GLEAT12日の新宿大会で、シャーマンの心を失った男・河上隆一(37)が、かつて徒党を組んでいた「反GLEモンスターズ」と相対した。

 河上は2024年6月に鈴木裕之社長を電流爆破バットで打ち抜いてから悪の道を走り「反GLEモンスターズ」を結成。だが、2月の後楽園大会でG―REX王者のエル・リンダマンに敗れると、悪に走ったころの記憶を喪失したとして、改心をアピールした。これを受けてこの日はエル・リンダマン、山村武寛と組み、元盟友のブラスナックルJUN、佐藤☆恵一、ロック岩崎の「反GLEモンスターズ」と対戦した。

 試合はその心中を示すように全身花柄のコスチュームで登場。だが、昨年12月のアゴの骨折での戦線離脱からこの日が復帰戦となったJUNにゴング前から襲い掛かられると、テーブルに叩きつけられたり水を吹きかけられるなどやられ放題となった。

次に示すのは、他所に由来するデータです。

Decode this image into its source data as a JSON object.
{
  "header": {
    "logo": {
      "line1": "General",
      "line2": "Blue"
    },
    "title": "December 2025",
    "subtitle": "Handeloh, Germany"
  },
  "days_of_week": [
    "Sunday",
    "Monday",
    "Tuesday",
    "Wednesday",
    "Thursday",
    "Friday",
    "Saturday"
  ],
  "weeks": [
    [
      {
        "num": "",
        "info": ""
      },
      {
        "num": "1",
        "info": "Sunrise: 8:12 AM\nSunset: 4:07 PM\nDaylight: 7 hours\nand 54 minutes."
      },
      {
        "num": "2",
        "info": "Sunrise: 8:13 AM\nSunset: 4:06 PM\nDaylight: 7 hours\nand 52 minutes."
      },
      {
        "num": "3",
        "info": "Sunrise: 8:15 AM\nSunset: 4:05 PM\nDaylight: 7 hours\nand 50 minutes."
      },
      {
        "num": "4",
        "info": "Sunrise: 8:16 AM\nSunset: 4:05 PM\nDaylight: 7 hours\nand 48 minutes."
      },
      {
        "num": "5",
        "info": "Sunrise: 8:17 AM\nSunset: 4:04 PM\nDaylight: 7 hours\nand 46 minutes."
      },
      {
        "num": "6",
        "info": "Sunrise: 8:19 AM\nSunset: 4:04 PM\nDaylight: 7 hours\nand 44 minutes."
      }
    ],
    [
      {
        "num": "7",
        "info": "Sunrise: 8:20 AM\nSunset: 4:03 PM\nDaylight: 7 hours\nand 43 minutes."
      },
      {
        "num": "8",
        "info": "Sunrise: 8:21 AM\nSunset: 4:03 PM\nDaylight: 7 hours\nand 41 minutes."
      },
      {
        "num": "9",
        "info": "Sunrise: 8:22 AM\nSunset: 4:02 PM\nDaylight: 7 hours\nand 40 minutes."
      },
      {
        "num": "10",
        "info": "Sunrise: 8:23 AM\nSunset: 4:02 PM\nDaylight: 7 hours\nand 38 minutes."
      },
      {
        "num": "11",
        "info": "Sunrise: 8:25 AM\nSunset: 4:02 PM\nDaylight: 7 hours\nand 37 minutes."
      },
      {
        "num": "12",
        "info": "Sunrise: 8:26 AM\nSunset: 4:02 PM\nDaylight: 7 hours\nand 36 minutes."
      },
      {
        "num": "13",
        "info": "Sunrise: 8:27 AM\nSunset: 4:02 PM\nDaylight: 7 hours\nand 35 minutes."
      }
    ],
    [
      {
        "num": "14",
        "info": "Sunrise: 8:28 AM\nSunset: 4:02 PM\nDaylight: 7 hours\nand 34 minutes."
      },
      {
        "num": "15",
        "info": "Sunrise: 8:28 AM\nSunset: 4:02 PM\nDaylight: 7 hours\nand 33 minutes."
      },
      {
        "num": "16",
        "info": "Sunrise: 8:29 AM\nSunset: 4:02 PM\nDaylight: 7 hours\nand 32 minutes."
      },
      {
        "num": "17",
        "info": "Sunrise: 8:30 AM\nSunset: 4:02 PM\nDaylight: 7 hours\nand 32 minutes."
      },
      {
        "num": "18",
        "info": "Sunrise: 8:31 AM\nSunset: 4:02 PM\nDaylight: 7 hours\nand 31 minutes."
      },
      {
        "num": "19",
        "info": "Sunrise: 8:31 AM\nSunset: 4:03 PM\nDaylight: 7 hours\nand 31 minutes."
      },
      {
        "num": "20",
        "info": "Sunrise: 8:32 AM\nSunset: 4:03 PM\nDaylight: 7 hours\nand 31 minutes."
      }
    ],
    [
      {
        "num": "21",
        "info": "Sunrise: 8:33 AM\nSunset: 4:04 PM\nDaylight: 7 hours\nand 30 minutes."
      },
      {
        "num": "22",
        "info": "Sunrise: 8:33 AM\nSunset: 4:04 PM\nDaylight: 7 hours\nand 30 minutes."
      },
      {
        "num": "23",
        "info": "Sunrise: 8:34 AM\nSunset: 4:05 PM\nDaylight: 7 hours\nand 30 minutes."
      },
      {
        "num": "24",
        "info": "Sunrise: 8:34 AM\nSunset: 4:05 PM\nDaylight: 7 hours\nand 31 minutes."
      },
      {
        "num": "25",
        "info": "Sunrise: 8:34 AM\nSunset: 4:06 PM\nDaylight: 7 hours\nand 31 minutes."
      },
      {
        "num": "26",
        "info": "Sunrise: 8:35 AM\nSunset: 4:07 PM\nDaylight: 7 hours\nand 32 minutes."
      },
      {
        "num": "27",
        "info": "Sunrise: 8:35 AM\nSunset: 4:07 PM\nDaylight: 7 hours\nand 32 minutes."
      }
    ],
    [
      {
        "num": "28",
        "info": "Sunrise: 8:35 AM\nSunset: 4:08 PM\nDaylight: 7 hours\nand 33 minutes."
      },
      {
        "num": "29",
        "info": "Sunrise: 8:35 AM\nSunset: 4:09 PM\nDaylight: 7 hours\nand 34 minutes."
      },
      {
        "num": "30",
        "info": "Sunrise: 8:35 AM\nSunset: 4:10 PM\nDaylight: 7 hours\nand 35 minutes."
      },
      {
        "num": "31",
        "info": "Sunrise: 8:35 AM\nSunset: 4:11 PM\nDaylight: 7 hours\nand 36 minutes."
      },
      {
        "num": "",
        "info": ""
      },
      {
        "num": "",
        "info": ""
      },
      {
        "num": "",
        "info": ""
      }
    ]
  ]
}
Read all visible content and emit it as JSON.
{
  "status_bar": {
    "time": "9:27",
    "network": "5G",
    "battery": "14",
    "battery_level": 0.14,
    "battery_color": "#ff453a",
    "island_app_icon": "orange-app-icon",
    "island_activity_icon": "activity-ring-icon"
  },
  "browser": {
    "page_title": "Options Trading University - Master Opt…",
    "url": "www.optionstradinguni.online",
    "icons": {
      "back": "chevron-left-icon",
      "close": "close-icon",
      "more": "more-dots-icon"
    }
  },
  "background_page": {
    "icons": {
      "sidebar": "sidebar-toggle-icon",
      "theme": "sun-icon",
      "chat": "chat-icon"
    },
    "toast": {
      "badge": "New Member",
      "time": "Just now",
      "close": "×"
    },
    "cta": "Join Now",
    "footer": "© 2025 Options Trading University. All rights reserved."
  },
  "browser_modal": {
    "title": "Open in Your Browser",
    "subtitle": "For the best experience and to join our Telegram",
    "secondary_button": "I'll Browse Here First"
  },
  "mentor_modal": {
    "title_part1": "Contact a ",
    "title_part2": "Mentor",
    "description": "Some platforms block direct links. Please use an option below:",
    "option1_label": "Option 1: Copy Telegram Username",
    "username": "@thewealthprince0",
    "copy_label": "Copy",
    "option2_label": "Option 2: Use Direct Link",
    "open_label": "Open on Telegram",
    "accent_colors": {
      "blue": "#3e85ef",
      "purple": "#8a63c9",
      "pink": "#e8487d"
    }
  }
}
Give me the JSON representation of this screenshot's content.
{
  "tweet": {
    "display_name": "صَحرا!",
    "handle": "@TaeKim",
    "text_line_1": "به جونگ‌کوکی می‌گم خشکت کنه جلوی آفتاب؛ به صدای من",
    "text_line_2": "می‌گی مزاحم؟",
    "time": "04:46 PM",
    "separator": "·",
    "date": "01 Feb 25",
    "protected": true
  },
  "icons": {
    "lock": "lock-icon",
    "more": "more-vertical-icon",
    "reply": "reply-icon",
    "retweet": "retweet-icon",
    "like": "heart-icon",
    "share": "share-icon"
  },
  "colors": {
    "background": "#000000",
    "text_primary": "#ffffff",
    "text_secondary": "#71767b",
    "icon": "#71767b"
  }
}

 その後、リングに戻ってからも孤立が続き集中攻撃にさらされ、顔面を踏みつけられるなどラフ攻撃で心身にダメージを負わされる。その後、河上を押す「リーダー」コールを受けてなんとかJUNにエルボーを叩き込むなど反撃し味方とのタッチに成功した。

 その後、河上はリンダマン、山村との合体攻撃を見せるなどしたが、JUNをラリアートで1回転させるなど攻勢。だがトドメのラリアートを狙って走り込んだところでJUNにさばかれてレフェリーに激突。これでリング上が無法状態になると金的攻撃で動きを止められ、最後はコーナー最上段から飛びつつブラスナックルで頭部を殴られて3カウントを聞いた。

 試合後、大の字の河上は、JUNから「河上! なんだ。お前は生まれ変わった? 生まれ変わっても中途半端なんだよ。中途半端のレスラーだよ。つまり、お前は、ザコってことだよ」とあざ笑われる。さらに続いて現れた「ブラックジェネレーション・インターナショナル(BGI)」を率いる石田凱士からはそのコスチュームを「大阪のオバちゃん」とやゆされた。

 だが、4月8日の東京・新宿フェイス大会でBGIと反GLEの対戦が決定的になると河上は「次やるんだったら俺のこともまぜて。俺もそっちでやるから」と懇願だ。石田に難色を示されるも「石田君。君だってさ、前の団体を辞めた時、いろんな人に許してもらったんじゃないの? 次は〝許す人〟に、なれるんじゃない?」として説得に成功。最後は「今日は負けちゃったけど、リンちゃん、山村、俺どうだったかな? この俺、信頼できたかな? 俺はまだまだやるぞ。こんなもんじゃないぞ! お前らまたGLEATしにここに来いよ」とリングの真ん中で叫ぶのだった。